UK car production fell -14.2% in 2019, to 1,303,135 units, according to figures released by the Society of Motor Manufacturers and Traders (SMMT), with a -6.4% drop in December rounding off a third year of decline. Output was affected by multiple factors, including weakened consumer and business confidence at home, slower demand in key overseas markets, a number of significant model production changes and a shift from diesel across Europe. Factory shutdowns in the spring and autumn, timed to mitigate expected disruption arising from the anticipated departure of the UK from the EU on 29 March and 31 October, also had a marked effect.
Manufacturing for domestic car buyers fell -12.3%, to 247,138 units, while exports also took a hit, down -14.7%, although overseas orders continued to drive volumes, accounting for more than eight in 10 cars built and totalling over one million units. Although shipments to the EU27 fell, by -11.1%, the bloc remains the sector’s most important market with its share of exports rising by two percentage points to 54.8%. Meanwhile, trade with the UK’s next largest markets, the US (representing 18.9% of export volumes), China (5.3%) and Japan (3.2%) also fell, with exports down -9.8%, -26.4% and -17.7% respectively.
The UK’s renowned small volume car manufacturing sector, however, bucked the trend with growing demand for some of the world’s most iconic and desirable brands boosting output by 16.2% in the year. Meanwhile, production of alternatively fuelled cars rose, by 34.7% to 192,304 units, as global appetite for the UK’s electric, plug-in hybrid and hybrid offering continues to rise. Thanks to its engineering excellence, expertise in advanced powertrain technologies, light-weighting and aerodynamics, the UK is well-placed to lead the charge in ultra-low and zero emission vehicle development and manufacturing – if the right business conditions are in place.
Last year saw a welcome £1.10 billion of fresh automotive investment publicly announced for the UK. The bulk of that investment, however, was from one company looking to expand electric vehicle production in the West Midlands. With 2019’s investment tally some 60% lower than the £2.75 billion averaged over the previous seven years, it’s clear that more must be done to encourage overseas investors to follow suit.
The news comes as SMMT reveals new figures highlighting the critical contribution of UK Automotive to regions right across Britain. One in 14 people (168,000) employed in manufacturing nationwide works in Automotive, with an additional 279,000 jobs supported, while in regions such as the North East and West Midlands, automotive accounts for more than one in six manufacturing jobs.

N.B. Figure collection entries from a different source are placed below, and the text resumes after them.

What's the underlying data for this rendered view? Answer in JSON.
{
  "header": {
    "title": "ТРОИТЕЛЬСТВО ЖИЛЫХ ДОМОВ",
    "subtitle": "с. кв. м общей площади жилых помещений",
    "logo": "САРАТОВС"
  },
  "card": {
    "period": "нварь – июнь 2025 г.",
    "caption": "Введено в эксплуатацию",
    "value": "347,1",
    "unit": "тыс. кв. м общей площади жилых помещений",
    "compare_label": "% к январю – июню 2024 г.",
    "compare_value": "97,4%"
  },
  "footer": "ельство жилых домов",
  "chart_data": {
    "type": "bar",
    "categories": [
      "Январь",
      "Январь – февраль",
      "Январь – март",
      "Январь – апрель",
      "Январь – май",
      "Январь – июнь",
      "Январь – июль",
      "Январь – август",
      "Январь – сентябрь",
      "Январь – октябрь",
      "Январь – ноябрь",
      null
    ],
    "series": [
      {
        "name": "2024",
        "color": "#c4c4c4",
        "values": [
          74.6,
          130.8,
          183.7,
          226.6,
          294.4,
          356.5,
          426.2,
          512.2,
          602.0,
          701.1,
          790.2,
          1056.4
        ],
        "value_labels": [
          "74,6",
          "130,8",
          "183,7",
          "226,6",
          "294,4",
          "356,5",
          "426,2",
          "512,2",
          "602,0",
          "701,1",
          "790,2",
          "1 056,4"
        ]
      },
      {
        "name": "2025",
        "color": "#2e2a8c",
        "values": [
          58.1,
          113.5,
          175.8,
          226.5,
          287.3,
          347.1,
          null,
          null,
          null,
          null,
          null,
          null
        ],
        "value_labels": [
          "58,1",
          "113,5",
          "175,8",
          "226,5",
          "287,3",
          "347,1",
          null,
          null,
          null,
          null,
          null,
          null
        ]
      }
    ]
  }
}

With annual salaries typically 21% higher than the average across all UK employment, Automotive’s combined national salary contribution amounts to some £6 billion.

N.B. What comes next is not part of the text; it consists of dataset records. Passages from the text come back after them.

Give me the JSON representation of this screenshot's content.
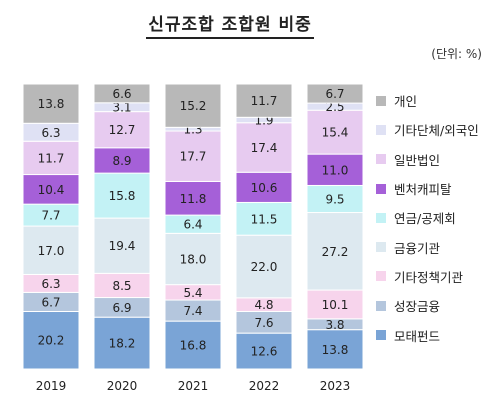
{
  "title": "신규조합 조합원 비중",
  "unit_label": "(단위: %)",
  "chart_data": {
    "type": "bar",
    "stacked": true,
    "categories": [
      "2019",
      "2020",
      "2021",
      "2022",
      "2023"
    ],
    "ylim": [
      0,
      100
    ],
    "grid": false,
    "legend_position": "right",
    "series": [
      {
        "name": "모태펀드",
        "color": "#7aa4d6",
        "values": [
          20.2,
          18.2,
          16.8,
          12.6,
          13.8
        ]
      },
      {
        "name": "성장금융",
        "color": "#b4c6dd",
        "values": [
          6.7,
          6.9,
          7.4,
          7.6,
          3.8
        ]
      },
      {
        "name": "기타정책기관",
        "color": "#f7d4ec",
        "values": [
          6.3,
          8.5,
          5.4,
          4.8,
          10.1
        ]
      },
      {
        "name": "금융기관",
        "color": "#dde9f0",
        "values": [
          17.0,
          19.4,
          18.0,
          22.0,
          27.2
        ]
      },
      {
        "name": "연금/공제회",
        "color": "#c3f2f5",
        "values": [
          7.7,
          15.8,
          6.4,
          11.5,
          9.5
        ]
      },
      {
        "name": "벤처캐피탈",
        "color": "#a560d8",
        "values": [
          10.4,
          8.9,
          11.8,
          10.6,
          11.0
        ]
      },
      {
        "name": "일반법인",
        "color": "#e7cbf0",
        "values": [
          11.7,
          12.7,
          17.7,
          17.4,
          15.4
        ]
      },
      {
        "name": "기타단체/외국인",
        "color": "#dfe1f4",
        "values": [
          6.3,
          3.1,
          1.3,
          1.9,
          2.5
        ]
      },
      {
        "name": "개인",
        "color": "#b8b8b8",
        "values": [
          13.8,
          6.6,
          15.2,
          11.7,
          6.7
        ]
      }
    ],
    "legend_order": [
      "개인",
      "기타단체/외국인",
      "일반법인",
      "벤처캐피탈",
      "연금/공제회",
      "금융기관",
      "기타정책기관",
      "성장금융",
      "모태펀드"
    ]
  }
}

Mike Hawes, SMMT Chief Executive, said,
"The fall of UK car manufacturing to its lowest level in almost a decade is of grave concern. Every country in the world wants a successful automotive sector as it is a driver of trade, productivity and jobs.
Given the uncertainty the sector has experienced, it is essential we re-establish our global competitiveness and that starts with an ambitious free trade agreement with Europe, one that guarantees all automotive products can be bought and sold without tariffs or additional burdens.
This will boost manufacturing, avoid costly price rises and maintain choice for UK consumers. Negotiations will be challenging but all sides stand to gain and this sector is up for it."
Meanwhile, the latest independent production outlook downgrades expectations for 2020 to 1.27 million units, down from the 1.32 million forecast made in November. To arrest this decline and ensure the future competiveness and success of UK automotive manufacturing, negotiations on the future UK-EU relationship – and trade deals with the rest of the world – must move quickly and deliver for this critical sector.